ROMA, martedì, 31 gennaio 2012 (ZENIT.org) – La macchina danneggiata e una testa di maiale mozzata, con un bavaglio in bocca, davanti la soglia della sua abitazione. Sono le gravi intimidazioni subite, nei giorni scorsi, da don Ennio Stamìle, parroco di Cetraro, in provincia di Cosenza, da parte della ‘ndrangheta.
“Non sono né un prete-antimafia, né un eroe. Sono solo un sacerdote che fa il proprio dovere: di fronte al male non possiamo tacere”, ha commentato lo stesso parroco in un’intervista alla Radio Vaticana.
“Queste due intimidazioni o minacce sono semplicemente una reazione alla nostra azione pastorale che a volte deve assumere anche i toni della denuncia, come tra l’altro ci insegna il magistero sociale della Chiesa”, ha dichiarato don Stamìle, in riferimento alla Solicitudo rei socialis di Giovanni Paolo II, che suggerisce come la denuncia faccia parte dell’azione profetica di un presbitero.
“Chiaramente, la denuncia viene dopo l’annuncio, però anche essa fa parte della nostra azione profetica – spiega il prete cosentino – . E’ chiaro che quando vediamo il male, quel male che raggiunge livelli preoccupanti perché coinvolge il povero, chi è solo, come gli anziani e addirittura i disabili è ovvio che non possiamo tacere”.
Don Ennio, nell’intervista riferisce, ancora, che nel momento in cui si denuncia: “questa denuncia non viene colta come un invito alla conversione, ma in alcuni contesti, in alcuni ambienti purtroppo di sottocultura e di sottosviluppo, come una sorta di atteggiamento di sfida”.
Un atteggiamento alimentato anche da alcune etichette mediatiche come ‘Il prete contro la mafia’. “Il prete, come cristiano, non è contro nessuno; noi siamo dalla parte di ogni uomo, anche di quello che evidentemente sbaglia”, afferma convinto il giovane parroco.
“Questa è la nostra missione – prosegue – non abbiamo interessi da difendere, ma una funzione profetica da esercitare; questo purtroppo però non si comprende e mi dispiace molto perché rischia di offuscare l’immagine di una Calabria straordinaria e di persone straordinarie che fanno del bene e lo fanno silenziosamente, donandosi quotidianamente a un’azione di servizio, di volontariato, d’impegno pastorale nei confronti soprattutto dei più deboli”.

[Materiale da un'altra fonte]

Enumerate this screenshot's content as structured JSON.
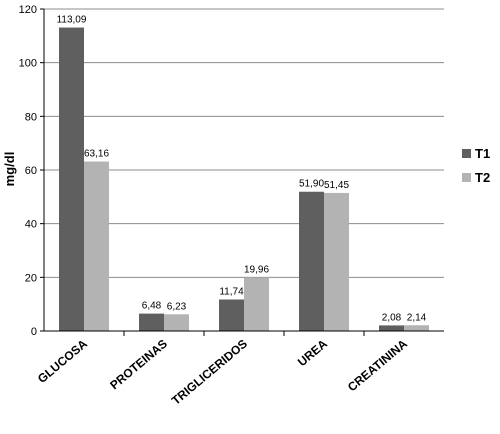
{
  "chart_data": {
    "type": "bar",
    "title": "",
    "xlabel": "",
    "ylabel": "mg/dl",
    "ylim": [
      0,
      120
    ],
    "yticks": [
      0,
      20,
      40,
      60,
      80,
      100,
      120
    ],
    "grid": true,
    "legend_position": "right",
    "categories": [
      "GLUCOSA",
      "PROTEINAS",
      "TRIGLICERIDOS",
      "UREA",
      "CREATININA"
    ],
    "series": [
      {
        "name": "T1",
        "color": "#5f5f5f",
        "values": [
          113.09,
          6.48,
          11.74,
          51.9,
          2.08
        ],
        "labels": [
          "113,09",
          "6,48",
          "11,74",
          "51,90",
          "2,08"
        ]
      },
      {
        "name": "T2",
        "color": "#b3b3b3",
        "values": [
          63.16,
          6.23,
          19.96,
          51.45,
          2.14
        ],
        "labels": [
          "63,16",
          "6,23",
          "19,96",
          "51,45",
          "2,14"
        ]
      }
    ]
  }
}
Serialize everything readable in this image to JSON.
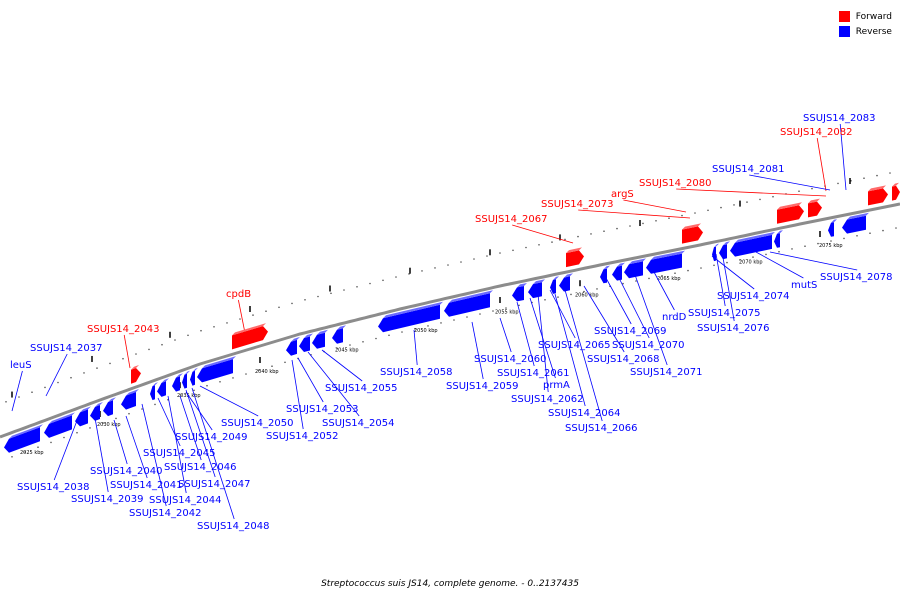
{
  "caption": "Streptococcus suis JS14, complete genome. - 0..2137435",
  "legend": [
    {
      "label": "Forward",
      "color": "#ff0000"
    },
    {
      "label": "Reverse",
      "color": "#0000ff"
    }
  ],
  "colors": {
    "forward": "#ff0000",
    "reverse": "#0000ff",
    "backbone": "#8c8c8c"
  },
  "scale_ticks": [
    "2025 kbp",
    "2030 kbp",
    "2035 kbp",
    "2040 kbp",
    "2045 kbp",
    "2050 kbp",
    "2055 kbp",
    "2060 kbp",
    "2065 kbp",
    "2070 kbp",
    "2075 kbp"
  ],
  "forward_genes": [
    "SSUJS14_2043",
    "cpdB",
    "SSUJS14_2067",
    "SSUJS14_2073",
    "argS",
    "SSUJS14_2080",
    "SSUJS14_2082"
  ],
  "reverse_genes": [
    "leuS",
    "SSUJS14_2037",
    "SSUJS14_2038",
    "SSUJS14_2039",
    "SSUJS14_2040",
    "SSUJS14_2041",
    "SSUJS14_2042",
    "SSUJS14_2044",
    "SSUJS14_2045",
    "SSUJS14_2046",
    "SSUJS14_2047",
    "SSUJS14_2048",
    "SSUJS14_2049",
    "SSUJS14_2050",
    "SSUJS14_2052",
    "SSUJS14_2053",
    "SSUJS14_2054",
    "SSUJS14_2055",
    "SSUJS14_2058",
    "SSUJS14_2059",
    "SSUJS14_2060",
    "SSUJS14_2061",
    "prmA",
    "SSUJS14_2062",
    "SSUJS14_2064",
    "SSUJS14_2065",
    "SSUJS14_2066",
    "SSUJS14_2068",
    "SSUJS14_2069",
    "SSUJS14_2070",
    "SSUJS14_2071",
    "nrdD",
    "SSUJS14_2074",
    "SSUJS14_2075",
    "SSUJS14_2076",
    "mutS",
    "SSUJS14_2078",
    "SSUJS14_2081",
    "SSUJS14_2083"
  ]
}
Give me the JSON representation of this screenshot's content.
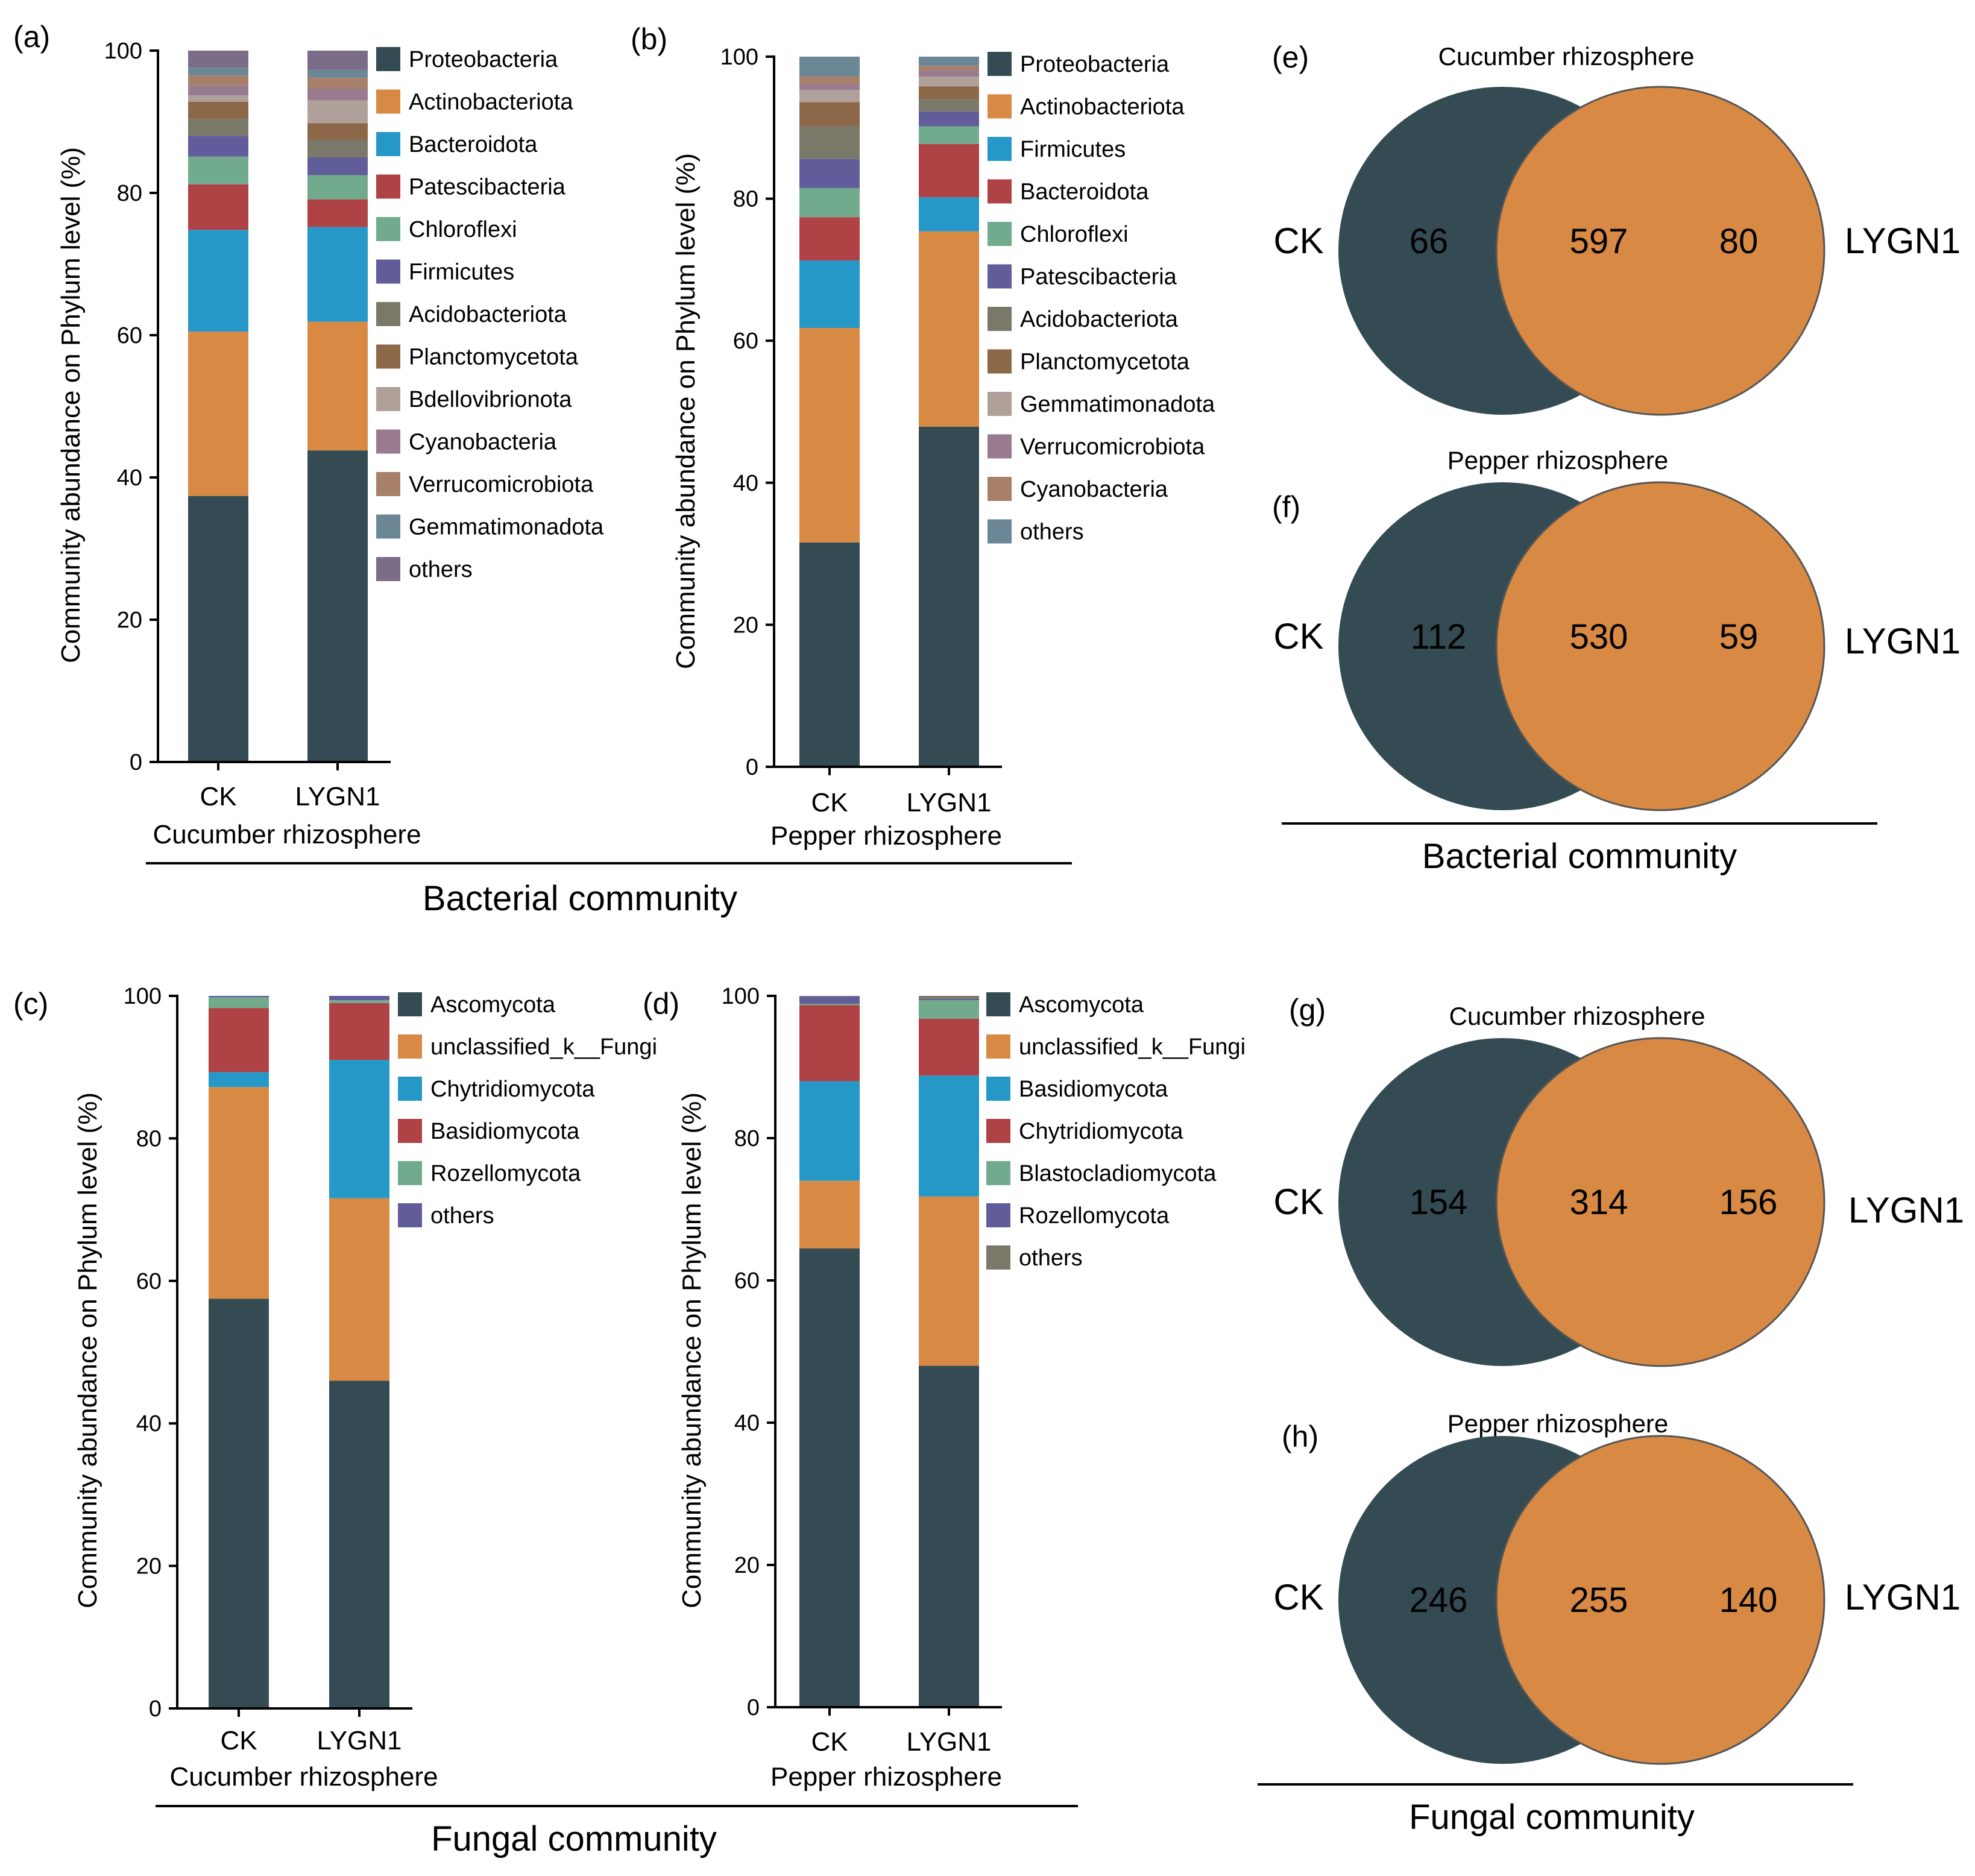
{
  "chart_data": [
    {
      "panel": "(a)",
      "type": "bar",
      "stacked": true,
      "ylabel": "Community abundance on Phylum level (%)",
      "ylim": [
        0,
        100
      ],
      "yticks": [
        "0",
        "20",
        "40",
        "60",
        "80",
        "100"
      ],
      "categories": [
        "CK",
        "LYGN1"
      ],
      "xlabel": "Cucumber rhizosphere",
      "series": [
        {
          "name": "Proteobacteria",
          "color": "#344B53",
          "values": [
            37.4,
            43.8
          ]
        },
        {
          "name": "Actinobacteriota",
          "color": "#D88A44",
          "values": [
            23.1,
            18.1
          ]
        },
        {
          "name": "Bacteroidota",
          "color": "#2598C8",
          "values": [
            14.3,
            13.3
          ]
        },
        {
          "name": "Patescibacteria",
          "color": "#AE4245",
          "values": [
            6.4,
            3.9
          ]
        },
        {
          "name": "Chloroflexi",
          "color": "#72AA8E",
          "values": [
            3.9,
            3.4
          ]
        },
        {
          "name": "Firmicutes",
          "color": "#615D9B",
          "values": [
            2.9,
            2.5
          ]
        },
        {
          "name": "Acidobacteriota",
          "color": "#7A7868",
          "values": [
            2.4,
            2.5
          ]
        },
        {
          "name": "Planctomycetota",
          "color": "#8C6748",
          "values": [
            2.4,
            2.3
          ]
        },
        {
          "name": "Bdellovibrionota",
          "color": "#AFA199",
          "values": [
            0.9,
            3.2
          ]
        },
        {
          "name": "Cyanobacteria",
          "color": "#987B8F",
          "values": [
            1.4,
            1.7
          ]
        },
        {
          "name": "Verrucomicrobiota",
          "color": "#A87F69",
          "values": [
            1.4,
            1.5
          ]
        },
        {
          "name": "Gemmatimonadota",
          "color": "#6B8795",
          "values": [
            1.1,
            1.1
          ]
        },
        {
          "name": "others",
          "color": "#7B6D87",
          "values": [
            2.4,
            2.7
          ]
        }
      ]
    },
    {
      "panel": "(b)",
      "type": "bar",
      "stacked": true,
      "ylabel": "Community abundance on Phylum level (%)",
      "ylim": [
        0,
        100
      ],
      "yticks": [
        "0",
        "20",
        "40",
        "60",
        "80",
        "100"
      ],
      "categories": [
        "CK",
        "LYGN1"
      ],
      "xlabel": "Pepper rhizosphere",
      "series": [
        {
          "name": "Proteobacteria",
          "color": "#344B53",
          "values": [
            31.6,
            47.9
          ]
        },
        {
          "name": "Actinobacteriota",
          "color": "#D88A44",
          "values": [
            30.2,
            27.5
          ]
        },
        {
          "name": "Firmicutes",
          "color": "#2598C8",
          "values": [
            9.5,
            4.8
          ]
        },
        {
          "name": "Bacteroidota",
          "color": "#AE4245",
          "values": [
            6.1,
            7.5
          ]
        },
        {
          "name": "Chloroflexi",
          "color": "#72AA8E",
          "values": [
            4.1,
            2.5
          ]
        },
        {
          "name": "Patescibacteria",
          "color": "#615D9B",
          "values": [
            4.1,
            2.1
          ]
        },
        {
          "name": "Acidobacteriota",
          "color": "#7A7868",
          "values": [
            4.6,
            1.7
          ]
        },
        {
          "name": "Planctomycetota",
          "color": "#8C6748",
          "values": [
            3.4,
            1.8
          ]
        },
        {
          "name": "Gemmatimonadota",
          "color": "#AFA199",
          "values": [
            1.7,
            1.4
          ]
        },
        {
          "name": "Verrucomicrobiota",
          "color": "#987B8F",
          "values": [
            0.8,
            0.9
          ]
        },
        {
          "name": "Cyanobacteria",
          "color": "#A87F69",
          "values": [
            1.1,
            0.6
          ]
        },
        {
          "name": "others",
          "color": "#6B8795",
          "values": [
            2.8,
            1.3
          ]
        }
      ]
    },
    {
      "panel": "(c)",
      "type": "bar",
      "stacked": true,
      "ylabel": "Community abundance on Phylum level (%)",
      "ylim": [
        0,
        100
      ],
      "yticks": [
        "0",
        "20",
        "40",
        "60",
        "80",
        "100"
      ],
      "categories": [
        "CK",
        "LYGN1"
      ],
      "xlabel": "Cucumber rhizosphere",
      "series": [
        {
          "name": "Ascomycota",
          "color": "#344B53",
          "values": [
            57.5,
            46.0
          ]
        },
        {
          "name": "unclassified_k__Fungi",
          "color": "#D88A44",
          "values": [
            29.7,
            25.6
          ]
        },
        {
          "name": "Chytridiomycota",
          "color": "#2598C8",
          "values": [
            2.1,
            19.4
          ]
        },
        {
          "name": "Basidiomycota",
          "color": "#AE4245",
          "values": [
            9.0,
            8.0
          ]
        },
        {
          "name": "Rozellomycota",
          "color": "#72AA8E",
          "values": [
            1.5,
            0.4
          ]
        },
        {
          "name": "others",
          "color": "#615D9B",
          "values": [
            0.2,
            0.6
          ]
        }
      ]
    },
    {
      "panel": "(d)",
      "type": "bar",
      "stacked": true,
      "ylabel": "Community abundance on Phylum level (%)",
      "ylim": [
        0,
        100
      ],
      "yticks": [
        "0",
        "20",
        "40",
        "60",
        "80",
        "100"
      ],
      "categories": [
        "CK",
        "LYGN1"
      ],
      "xlabel": "Pepper rhizosphere",
      "series": [
        {
          "name": "Ascomycota",
          "color": "#344B53",
          "values": [
            64.5,
            48.0
          ]
        },
        {
          "name": "unclassified_k__Fungi",
          "color": "#D88A44",
          "values": [
            9.5,
            23.8
          ]
        },
        {
          "name": "Basidiomycota",
          "color": "#2598C8",
          "values": [
            14.0,
            17.0
          ]
        },
        {
          "name": "Chytridiomycota",
          "color": "#AE4245",
          "values": [
            10.7,
            8.0
          ]
        },
        {
          "name": "Blastocladiomycota",
          "color": "#72AA8E",
          "values": [
            0.2,
            2.6
          ]
        },
        {
          "name": "Rozellomycota",
          "color": "#615D9B",
          "values": [
            1.0,
            0.2
          ]
        },
        {
          "name": "others",
          "color": "#7A7868",
          "values": [
            0.1,
            0.4
          ]
        }
      ]
    }
  ],
  "venns": [
    {
      "panel": "(e)",
      "title": "Cucumber rhizosphere",
      "left_label": "CK",
      "right_label": "LYGN1",
      "left_only": "66",
      "shared": "597",
      "right_only": "80"
    },
    {
      "panel": "(f)",
      "title": "Pepper rhizosphere",
      "left_label": "CK",
      "right_label": "LYGN1",
      "left_only": "112",
      "shared": "530",
      "right_only": "59"
    },
    {
      "panel": "(g)",
      "title": "Cucumber rhizosphere",
      "left_label": "CK",
      "right_label": "LYGN1",
      "left_only": "154",
      "shared": "314",
      "right_only": "156"
    },
    {
      "panel": "(h)",
      "title": "Pepper rhizosphere",
      "left_label": "CK",
      "right_label": "LYGN1",
      "left_only": "246",
      "shared": "255",
      "right_only": "140"
    }
  ],
  "venn_colors": {
    "left": "#344B53",
    "right": "#D88A44"
  },
  "groups": {
    "bacterial_bars": "Bacterial community",
    "bacterial_venn": "Bacterial community",
    "fungal_bars": "Fungal community",
    "fungal_venn": "Fungal community"
  }
}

Emerge chiaramente, dalle parole di don Ennio, l’intento di non voler essere presentato come un “prete eroe”, un “prete antimafia”, anche perché, afferma lui stesso: “non abbiamo bisogno di eroi, ma di persone che semplicemente facciano il loro dovere, con i propri limiti, con le proprie debolezze”.
Persone che “si sforzino quotidianamente di impegnarsi per il bene, per la giustizia, per la legalità, per la solidarietà”, aggiunge, sottolineando che a Cetraro “di eroi non ne abbiamo bisogno, perché li abbiamo già: Giannino Losardo, ucciso dalla ‘ndrangheta, e tanti altri politici, magistrati o sacerdoti della terra di Calabria”.
Alla domanda a chi dia fastidio il suo impegno di pastore per la legalità, don Ennio Stamìle risponde che evidentemente infastidisce “coloro che pensano di utilizzare strumenti atti a delinquere, per esempio l’usura, il ‘pizzo’, ogni forma di violenza e anche di paura specie nei confronti delle persone più deboli”.
Una situazione drammatica, e purtroppo diffusa tra molti giovani, che “con la scusa che in Calabria non ci sia lavoro” si affiliano alla ‘ndrangheta, pensando che “essa provveda a dare lavoro”.
Nonostante i due episodi intimidatori, il sacerdote afferma di proseguire il suo cammino: “Noi non possiamo sicuramente fermarci e certamente non ci fermeremo né ci lasceremo intimorire” dice.
“Non siamo soli – dichiara in conclusione dell’intervista radiofonica – non tanto perché tanta gente sta accanto a noi, ma perché il Signore è con noi. Come ci insegna San Paolo: “Chi ci potrà mai separare dall’amore di Cristo? Forse la tribolazione, la nudità, il pericolo, la spada?”.